Alison Wendlandt
Her lab focuses on stereochemistry, or how molecules’ atoms are arranged in space—a key criterion for pharmaceuticals because a drug molecule’s shape determines how it interacts with proteins and other large molecules in and on our cells. For instance, the antihistamine levocetirizine makes you less sleepy than cetirizine even though the two molecules are isomers, which means they have the same number and types of atoms. The difference is in their shape.
Wendlandt, the Cecil and Ida Green Career Development Assistant Professor of Chemistry, says determining which bonds link which atoms in a molecule can be crucial to designing drugs such as those that interact with the body’s enzymes. “We think about the connectivity of the molecule and how that might help fit the right drug into the right enzyme,” she says.
In the 1800s, Louis Pasteur noticed that tiny facets on the edge of a crystalline organic acid were sometimes oriented to the right and sometimes to the left, and chemist Emil Fischer found that differences in the configuration of hydrogen, oxygen, and carbon atoms accounted for differences in sweetness between, say, glucose and galactose. Like many organic chemists, Wendlandt has learned to rotate complex schematics of molecules in her head. “It’s not unlike other aspects of design, like architecture,” she says.
More than a century after Pasteur’s and Fischer’s revelations, fine-tuning the spatial arrangement of atoms within molecules is still one of organic chemistry’s biggest challenges.
To make designing new, potentially useful substances even more challenging, certain isomers are mirror images of one another; awareness of this “handedness,” or chirality, is particularly important in drug development. A chiral isomer may produce the desired therapeutic effect while its achiral version might be ineffective or even dangerous— take the infamous example of thalidomide, prescribed in the 1950s for morning sickness. The left-handed molecule was safe and effective while its right-handed version was highly toxic, causing a generation of birth defects.
Rearranging molecular pieces
Typically, assembling a new molecule is a little like assembling a jigsaw puzzle: the way the pieces go together is fixed.

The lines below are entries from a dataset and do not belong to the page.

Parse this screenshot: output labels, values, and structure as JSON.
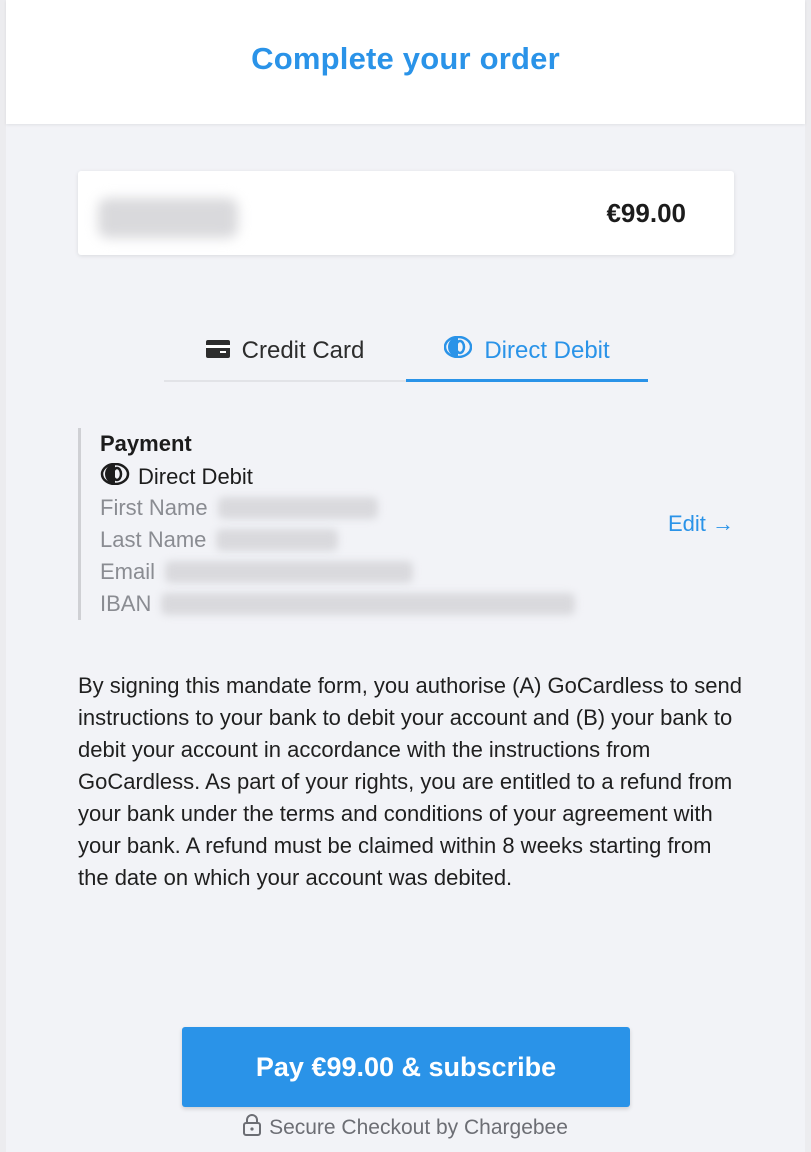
{
  "header": {
    "title": "Complete your order"
  },
  "summary": {
    "price": "€99.00"
  },
  "tabs": [
    {
      "label": "Credit Card",
      "icon": "credit-card-icon",
      "active": false
    },
    {
      "label": "Direct Debit",
      "icon": "direct-debit-icon",
      "active": true
    }
  ],
  "payment": {
    "title": "Payment",
    "method": "Direct Debit",
    "fields": {
      "first_name": "First Name",
      "last_name": "Last Name",
      "email": "Email",
      "iban": "IBAN"
    },
    "edit_label": "Edit →"
  },
  "mandate_text": "By signing this mandate form, you authorise (A) GoCardless to send instructions to your bank to debit your account and (B) your bank to debit your account in accordance with the instructions from GoCardless. As part of your rights, you are entitled to a refund from your bank under the terms and conditions of your agreement with your bank. A refund must be claimed within 8 weeks starting from the date on which your account was debited.",
  "pay_button": "Pay €99.00 & subscribe",
  "secure_text": "Secure Checkout by Chargebee",
  "colors": {
    "accent": "#2a93e8",
    "background": "#f2f3f7"
  }
}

Wendlandt identifies strategies to render those static positions dynamic.
“We use straightforward and unselective chemistry to assemble the molecule with the desired bond connectivity, and then use our methods to tune the stereochemistry of any chiral centers,” she says. “This contrasts with the typical way in which complex chiral molecules have been made, where the correct stereochemistry must be set when the bond connections are forged.”
Creating the bonds first and then tuning the stereochemistry can make the process of developing new molecules quicker and easier, she says. Essentially, instead of creating a new puzzle from scratch, her team rearranges individual pieces.
To do this, Wendlandt’s team performs highly selective catalytic reactions that access specific atoms. Breaking and reforming chemical bonds requires energy. “Typically, if you wanted to add energy to a reaction, you’d turn the heat up, which means every molecule, every bond is experiencing the same influx of energy,” she says. “We selectively apply energy in a very targeted way” using light.
Her research team relies on light produced through an unlikely source: blue LEDs made for fish tanks. Within a fume hood covered in orange film to counteract the blue light, chemists in Wendlandt’s lab irradiate small vials of substances in the presence of a photosensitive catalyst. “Selectively adding photons allows us to drive the reaction to a thermodynamically unstable place,” allowing the researchers to selectively break and reform atomic bonds.
“If you can take a molecule and interconvert between its many isomers selectively, you don’t have to go back to the beginning and make a completely new molecule. So, it’s more about shape-shifting at the late stage,” she says.
Wendlandt has successfully used this light-catalyst approach to synthesize rare sugars used in a host of antiviral, antibacterial, anticancer, and cardiac drugs. The ability to synthesize rare sugars, limited in nature, could help meet increased global demand.
Wendlandt, originally from Colorado, hadn’t envisioned a career centered on manipulating molecules, but she became enamored with organic chemistry at the University of Chicago.
A cellist, she likens organic chemistry to jazz. “Once you understand the basic rules of jazz, you can really have a lot of fun,” she says. “You can riff in the space. “That’s the essence of what any scientist does—play within some interesting space.”